For example, if you did an addition-reduction across a list of numbers (such as [1,2,3,4,5,6]
), you'd loop over them adding them together as you go. The reduction would add 1
to 2
, and add that result to 3
, and then add that result to 4
, and so on, resulting in the final summation: 21
.
The original version of compose(..)
uses a loop and eagerly (aka, immediately) calculates the result of one call to pass into the next call. This is a reduction of a list of functions, so we can do that same thing with reduce(..)
:
function compose(...fns) {
return function composed(result){
return [...fns].reverse().reduce( function reducer(result,fn){
return fn( result );
}, result );
};
}
// or the ES6 => form
var compose = (...fns) =>
result =>
[...fns].reverse().reduce(
(result,fn) =>
fn( result )
, result
);
Note: This implementation of compose(..)
uses [...fns].reverse().reduce(..)
to reduce from right-to-left. We'll revisit compose(..)
in Chapter 9, instead using reduceRight(..)
for that purpose.
Notice that the reduce(..)
looping happens each time the final composed(..)
function is run, and that each intermediate result(..)
is passed along to the next iteration as the input to the next call.
The advantage of this implementation is that the code is more concise and also that it uses a well-known FP construct: reduce(..)
. And the performance of this implementation is also similar to the original for
-loop version.
However, this implementation is limited in that the outer composed function (aka, the first function in the composition) can only receive a single argument. Most other implementations pass along all arguments to that first call. If every function in the composition is unary, this is no big deal. But if you need to pass multiple arguments to that first call, you'd want a different implementation.
To fix that first call single-argument limitation, we can still use reduce(..)
but produce a lazy-evaluation function wrapping:
function compose(...fns) {
return fns.reverse().reduce( function reducer(fn1,fn2){
return function composed(...args){
return fn2( fn1( ...args ) );
};
} );
}
// or the ES6 => form
var compose =
(...fns) =>
fns.reverse().reduce( (fn1,fn2) =>
(...args) =>
fn2( fn1( ...args ) )
);
Notice that we return the result of the reduce(..)
call directly, which is itself a function, not a computed result. That function lets us pass in as many arguments as we want, passing them all down the line to the first function call in the composition, then bubbling up each result through each subsequent call.
Instead of calculating the running result and passing it along as the reduce(..)
looping proceeds, this implementation runs the reduce(..)
looping once up front at composition time, and defers all the function call calculations -- referred to as lazy calculation. Each partial result of the reduction is a successively more wrapped function.
When you call the final composed function and provide one or more arguments, all the levels of the big nested function, from the inner most call to the outer, are executed in reverse succession (not via a loop).

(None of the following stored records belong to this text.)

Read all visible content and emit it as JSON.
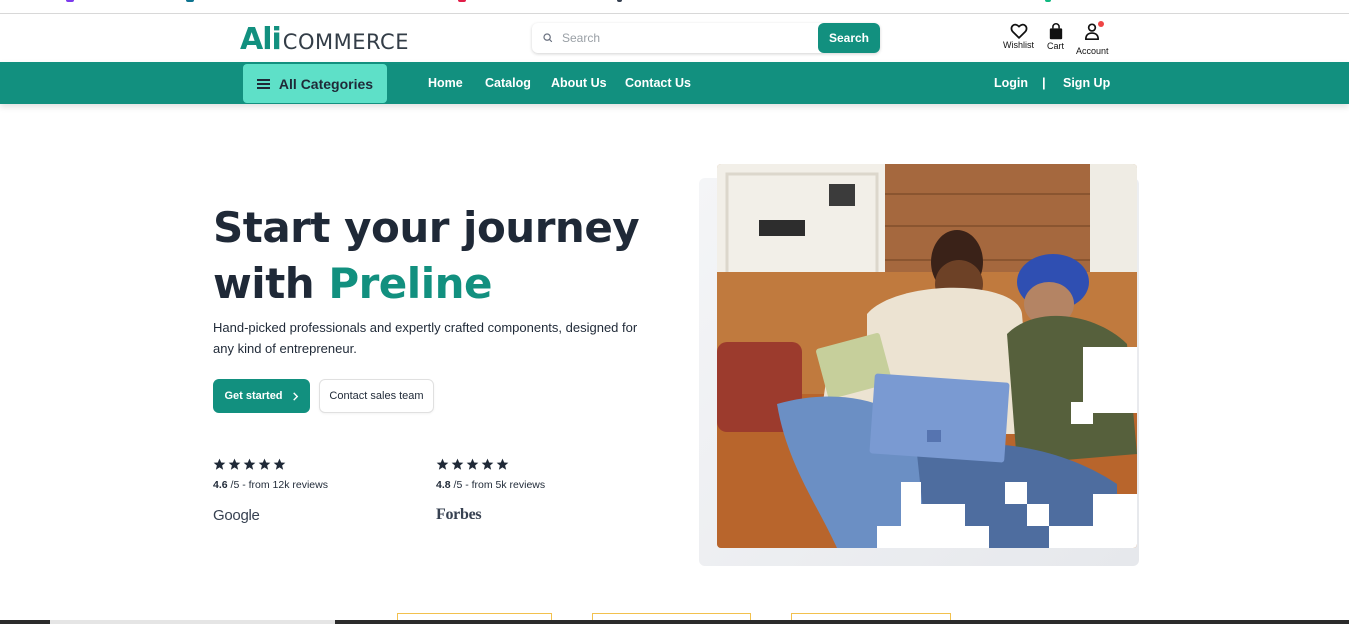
{
  "brand": {
    "logo_primary": "Ali",
    "logo_secondary": "COMMERCE",
    "accent_color": "#12907f",
    "accent_light": "#5ee0c8"
  },
  "search": {
    "placeholder": "Search",
    "button_label": "Search",
    "icon": "search-icon"
  },
  "header_icons": [
    {
      "label": "Wishlist",
      "icon": "heart-icon"
    },
    {
      "label": "Cart",
      "icon": "shopping-bag-icon"
    },
    {
      "label": "Account",
      "icon": "user-icon",
      "has_notification": true
    }
  ],
  "nav": {
    "categories_label": "All Categories",
    "links": [
      "Home",
      "Catalog",
      "About Us",
      "Contact Us"
    ],
    "login_label": "Login",
    "separator": "|",
    "signup_label": "Sign Up"
  },
  "hero": {
    "title_line1": "Start your journey",
    "title_line2_prefix": "with",
    "title_line2_accent": "Preline",
    "subtitle": "Hand-picked professionals and expertly crafted components, designed for any kind of entrepreneur.",
    "primary_button": "Get started",
    "secondary_button": "Contact sales team",
    "image": "two-friends-laughing-with-laptop-photo"
  },
  "reviews": [
    {
      "stars": 5,
      "score": "4.6",
      "suffix": "/5 - from 12k reviews",
      "brand": "Google"
    },
    {
      "stars": 5,
      "score": "4.8",
      "suffix": "/5 - from 5k reviews",
      "brand": "Forbes"
    }
  ]
}
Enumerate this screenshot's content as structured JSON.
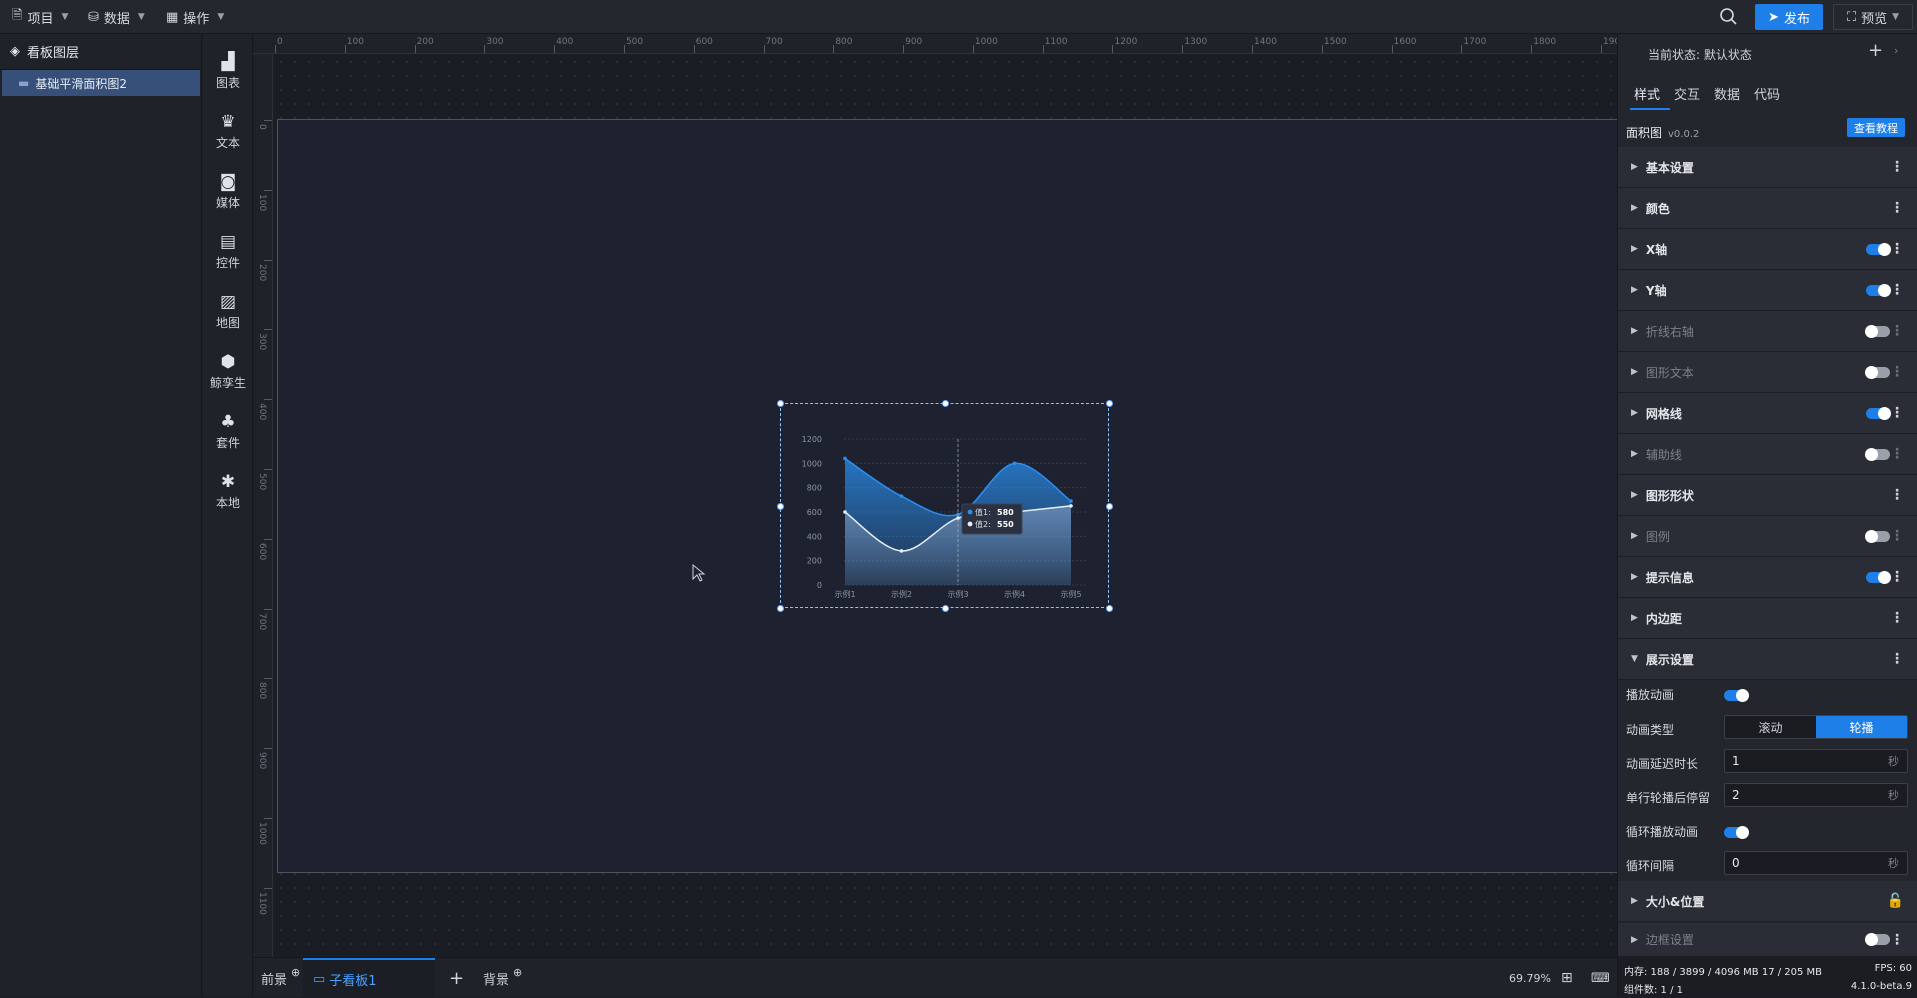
{
  "topbar": {
    "menus": [
      {
        "label": "项目",
        "icon": "file-icon"
      },
      {
        "label": "数据",
        "icon": "database-icon"
      },
      {
        "label": "操作",
        "icon": "grid-icon"
      }
    ],
    "publish_label": "发布",
    "preview_label": "预览"
  },
  "layers": {
    "title": "看板图层",
    "items": [
      {
        "label": "基础平滑面积图2"
      }
    ]
  },
  "toolbox": {
    "items": [
      {
        "label": "图表",
        "icon": "bar-chart-icon"
      },
      {
        "label": "文本",
        "icon": "crown-icon"
      },
      {
        "label": "媒体",
        "icon": "media-icon"
      },
      {
        "label": "控件",
        "icon": "widget-icon"
      },
      {
        "label": "地图",
        "icon": "map-icon"
      },
      {
        "label": "鲸孪生",
        "icon": "cube-icon"
      },
      {
        "label": "套件",
        "icon": "shirt-icon"
      },
      {
        "label": "本地",
        "icon": "puzzle-icon"
      }
    ]
  },
  "rulers": {
    "horizontal": [
      "0",
      "100",
      "200",
      "300",
      "400",
      "500",
      "600",
      "700",
      "800",
      "900",
      "1000",
      "1100",
      "1200",
      "1300",
      "1400",
      "1500",
      "1600",
      "1700",
      "1800",
      "1900"
    ],
    "vertical": [
      "0",
      "100",
      "200",
      "300",
      "400",
      "500",
      "600",
      "700",
      "800",
      "900",
      "1000",
      "1100"
    ]
  },
  "chart_data": {
    "type": "area",
    "categories": [
      "示例1",
      "示例2",
      "示例3",
      "示例4",
      "示例5"
    ],
    "series": [
      {
        "name": "值1",
        "values": [
          1040,
          730,
          580,
          1000,
          690
        ]
      },
      {
        "name": "值2",
        "values": [
          600,
          280,
          550,
          600,
          650
        ]
      }
    ],
    "ylim": [
      0,
      1200
    ],
    "yticks": [
      "0",
      "200",
      "400",
      "600",
      "800",
      "1000",
      "1200"
    ],
    "grid": true,
    "tooltip": {
      "category": "示例3",
      "rows": [
        {
          "name": "值1",
          "value": "580"
        },
        {
          "name": "值2",
          "value": "550"
        }
      ]
    },
    "colors": {
      "series1": "#2a8ff0",
      "series2": "#e6eef8"
    }
  },
  "bottombar": {
    "tab_front": "前景",
    "tab_board": "子看板1",
    "tab_background": "背景",
    "zoom": "69.79%"
  },
  "rpanel": {
    "state_label": "当前状态:",
    "state_value": "默认状态",
    "tabs": [
      "样式",
      "交互",
      "数据",
      "代码"
    ],
    "component_name": "面积图",
    "component_version": "v0.0.2",
    "tutorial_label": "查看教程",
    "sections": [
      {
        "label": "基本设置",
        "toggle": null,
        "dim": false
      },
      {
        "label": "颜色",
        "toggle": null,
        "dim": false
      },
      {
        "label": "X轴",
        "toggle": "on",
        "dim": false
      },
      {
        "label": "Y轴",
        "toggle": "on",
        "dim": false
      },
      {
        "label": "折线右轴",
        "toggle": "off",
        "dim": true
      },
      {
        "label": "图形文本",
        "toggle": "off",
        "dim": true
      },
      {
        "label": "网格线",
        "toggle": "on",
        "dim": false
      },
      {
        "label": "辅助线",
        "toggle": "off",
        "dim": true
      },
      {
        "label": "图形形状",
        "toggle": null,
        "dim": false
      },
      {
        "label": "图例",
        "toggle": "off",
        "dim": true
      },
      {
        "label": "提示信息",
        "toggle": "on",
        "dim": false
      },
      {
        "label": "内边距",
        "toggle": null,
        "dim": false
      },
      {
        "label": "展示设置",
        "toggle": null,
        "dim": false,
        "expanded": true
      }
    ],
    "display": {
      "play_animation_label": "播放动画",
      "animation_type_label": "动画类型",
      "animation_type_options": [
        "滚动",
        "轮播"
      ],
      "animation_type_selected": "轮播",
      "delay_label": "动画延迟时长",
      "delay_value": "1",
      "stay_label": "单行轮播后停留",
      "stay_value": "2",
      "loop_label": "循环播放动画",
      "interval_label": "循环间隔",
      "interval_value": "0",
      "unit": "秒"
    },
    "size_position_label": "大小&位置",
    "border_label": "边框设置",
    "status": {
      "memory": "内存:  188 / 3899 / 4096 MB  17 / 205 MB",
      "fps": "FPS:  60",
      "components": "组件数: 1 / 1",
      "version": "4.1.0-beta.9"
    }
  }
}
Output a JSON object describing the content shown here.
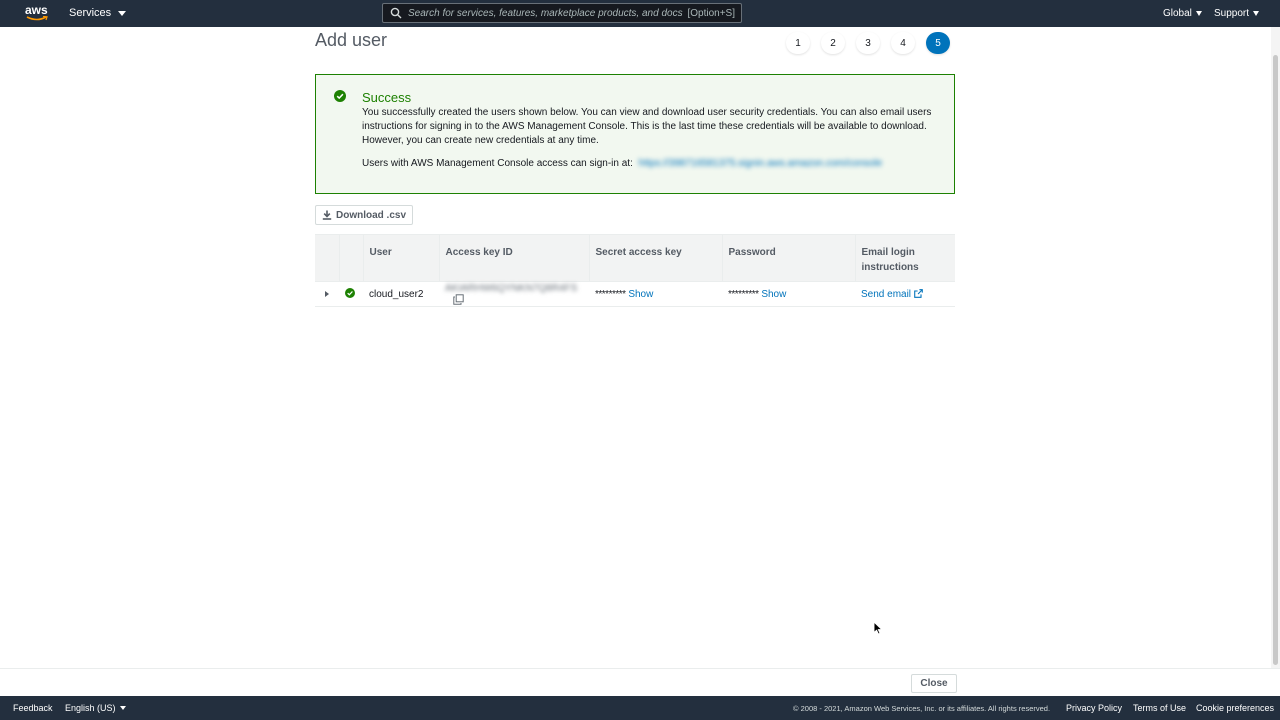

The performance characteristics will potentially be different than in the previous reduce(..)
-based implementation. Here, reduce(..)
only runs once to produce a big composed function, and then this composed function call simply executes all its nested functions each call. In the former version, reduce(..)
would be run for every call.
Your mileage may vary on which implementation is better, but keep in mind that this latter implementation isn't limited in argument count the way the former one is.
We could also define compose(..)
using recursion. The recursive definition for compose(fn1,fn2, .. fnN)
would look like:
compose( compose(fn1,fn2, .. fnN-1), fnN );
Note: We will cover recursion more fully in Chapter 8, so if this approach seems confusing, don't worry for now. Or, go read that chapter then come back and re-read this note. :)
Here's how we implement compose(..)
with recursion:
function compose(...fns) {
// pull off the last two arguments
var [ fn1, fn2, ...rest ] = fns.reverse();
var composedFn = function composed(...args){
return fn2( fn1( ...args ) );
};
if (rest.length == 0) return composedFn;
return compose( ...rest.reverse(), composedFn );
}
// or the ES6 => form
var compose =
(...fns) => {
// pull off the last two arguments
var [ fn1, fn2, ...rest ] = fns.reverse();
var composedFn =
(...args) =>
fn2( fn1( ...args ) );
if (rest.length == 0) return composedFn;
return compose( ...rest.reverse(), composedFn );
};
I think the benefit of a recursive implementation is mostly conceptual. I personally find it much easier to think about a repetitive action in recursive terms instead of in a loop where I have to track the running result, so I prefer the code to express it that way.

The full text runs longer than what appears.